Georgia spoke with us after a difficult few weeks. She explained why she feels more comfortable sitting in the Inn From the Cold parking lot than at a restaurant. After our conversation, we took a walk and Georgia pointed out the names of different flowers we passed on the street.
I just actually saved a really good friend’s life yesterday. I’ve had to save my husband twice. But yet, no matter how many times I try to overdose, it doesn’t happen. I don’t know why.
It’s not easy. What we go through, it’s not easy at all. It’s a day to day struggle, not just with our addiction, but with police, with bylaw, with the way we get treated. I don’t even feel comfortable going into a restaurant to have a meal, going out on a date with my husband, because I get looked at like I don’t belong there.
It doesn’t matter how well I dress,
how well I look, because they know
me from the street. I don’t belong.
The discrimination we get on a daily basis is disgusting. And it hurts. It hurts a lot of people. I refuse to go into a restaurant. I will go into a restaurant once a month, and that’s with Sandy.

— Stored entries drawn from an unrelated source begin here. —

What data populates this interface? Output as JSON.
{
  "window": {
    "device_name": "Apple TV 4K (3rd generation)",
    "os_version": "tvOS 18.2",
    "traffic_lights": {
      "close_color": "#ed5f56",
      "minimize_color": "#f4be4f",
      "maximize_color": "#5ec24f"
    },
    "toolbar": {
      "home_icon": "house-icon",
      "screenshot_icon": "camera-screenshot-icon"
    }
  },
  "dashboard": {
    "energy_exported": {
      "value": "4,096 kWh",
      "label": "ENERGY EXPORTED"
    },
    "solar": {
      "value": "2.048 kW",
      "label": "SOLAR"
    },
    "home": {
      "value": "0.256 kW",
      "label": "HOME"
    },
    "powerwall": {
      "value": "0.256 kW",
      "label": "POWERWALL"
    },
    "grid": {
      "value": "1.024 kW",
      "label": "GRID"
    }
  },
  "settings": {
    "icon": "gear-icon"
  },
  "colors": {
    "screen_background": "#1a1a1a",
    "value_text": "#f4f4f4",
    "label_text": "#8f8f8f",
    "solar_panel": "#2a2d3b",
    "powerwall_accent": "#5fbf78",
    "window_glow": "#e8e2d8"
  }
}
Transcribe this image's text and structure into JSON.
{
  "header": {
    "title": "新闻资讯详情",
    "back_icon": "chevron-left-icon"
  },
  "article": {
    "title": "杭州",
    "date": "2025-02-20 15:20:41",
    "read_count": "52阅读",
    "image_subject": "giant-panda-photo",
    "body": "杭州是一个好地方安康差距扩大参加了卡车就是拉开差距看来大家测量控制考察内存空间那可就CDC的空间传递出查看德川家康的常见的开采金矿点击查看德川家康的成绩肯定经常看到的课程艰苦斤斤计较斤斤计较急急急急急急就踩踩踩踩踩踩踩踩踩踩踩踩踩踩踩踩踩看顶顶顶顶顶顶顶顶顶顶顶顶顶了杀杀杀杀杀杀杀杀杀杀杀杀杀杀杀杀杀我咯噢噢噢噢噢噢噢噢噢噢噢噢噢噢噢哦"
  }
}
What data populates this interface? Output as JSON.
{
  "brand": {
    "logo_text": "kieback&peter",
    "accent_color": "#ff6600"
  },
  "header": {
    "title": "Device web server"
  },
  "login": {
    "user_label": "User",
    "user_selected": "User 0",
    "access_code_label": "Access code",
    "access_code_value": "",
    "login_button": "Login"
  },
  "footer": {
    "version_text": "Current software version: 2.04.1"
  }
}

That’s it. I won’t go into a restaurant otherwise.
We’re not just drug addicts because
we choose to, we’re drug addicts due
to things that have happened to us
all throughout our life.
Not just from teenage years and wanting to be rebellious, but from earlier years. And people don’t understand. And they don’t care to understand. They don’t care to know. They just see homeless people and they put us in this bubble, and we don’t fit in their bubble. So we don’t fit, per se in society as a whole. And it’s not fair. It hurts.
That’s the office [at Inn From the Cold]. That’s where we used to camp out, where we all felt safe. So we would camp there, where we felt safe, right. As a group. But everybody had their own little spot, everybody was all clumped together.
We had our own little sections and stuff
but we all felt safe, just knowing that
somebody else that we knew was close by.
Plant hope. I like to colour. It calms me.
That’s me and my hubby devouring a McCain’s Deep and Delicious cake. We’re not married but we’ve been together six years, off and on. We’ve been through a lot. I moved here in 2006 from Victoria, and he moved out here from, he logged all over and stuff, grew up in Ontario and stuff, Vancouver and all over the place. Sandy actually got us that cake.
We used to hang out under the stairs. When it rained we’d put a tarp underneath the stairs so that we’d stay dry and then we’d sit there and do drugs, colour, talk, just hang out.
People drive by, they say rude stuff, they honk, they throw stuff. It’s been getting worse.
We felt comfortable when it rained.
We felt comfortable just kind of
hanging in there.
Sleeping quarters at the Inn. That’s where the men slept. There’s way more men’s beds than there is women’s. There are only eight women’s beds. Because there’s [Alexander Gardner] for women as well.
There’s lots of feelings and auras being
in the place. Not just from it being
a shelter, I pick up a lot of other stuff.
I don’t know if it was a school building at one time, but something about it…
All my crap. A bunch of bottles, backpack, rolled up mat, shoes.
That’s us collecting bottles at the bottle depot. They’re making that a red zone area now. They’re trying to stop people from doing that, because apparently we’re putting stuff on the highway, but yet we’re not on the road. We’re off the side of the road. But because people are stopping and dropping stuff off to us we are obstructing traffic. And that’s how some of us make money to take care of our habits or whatever, to eat, clothing, whatever, you know.
You cannot even collect donations at the bottle depot down here, and they will ban you. The one on Kirschner, it’s been going on for a while, and now they’re trying to red zone it.
So if you’ve been asked to leave
a few too many times, they’ll actually
red zone you from that whole block, like
you won’t even be able to go to that
bottle depot, let alone go down that road.
So who decides that?
The police and bylaw. It’s not a law written anywhere, but police and bylaw are coming up with this. Because there’s all sorts of different spots down Kirschner where people will sit. There’s four or five spots down Kirschner. You’ve got all the Yuppies.
Some jerk was shitting on the bottle depot steps, some people broke into the bottle depot, crapping on the businesses’ door steps around there. We know who was doing it. The same person did it at the Inn as well.
That’s my tent. That’s where I sleep. That’s my bike. It got stolen.
That was me looking up at the trees, lying down. I was taking pictures of the sun coming through the branches. Looking up.
Another one of our bottle depot spots.
Little hut. That was outside Chandler after they’d been shut down and
we weren’t supposed to be there anymore.
But you know, we felt safe, obviously
we felt safe so we didn’t want to leave.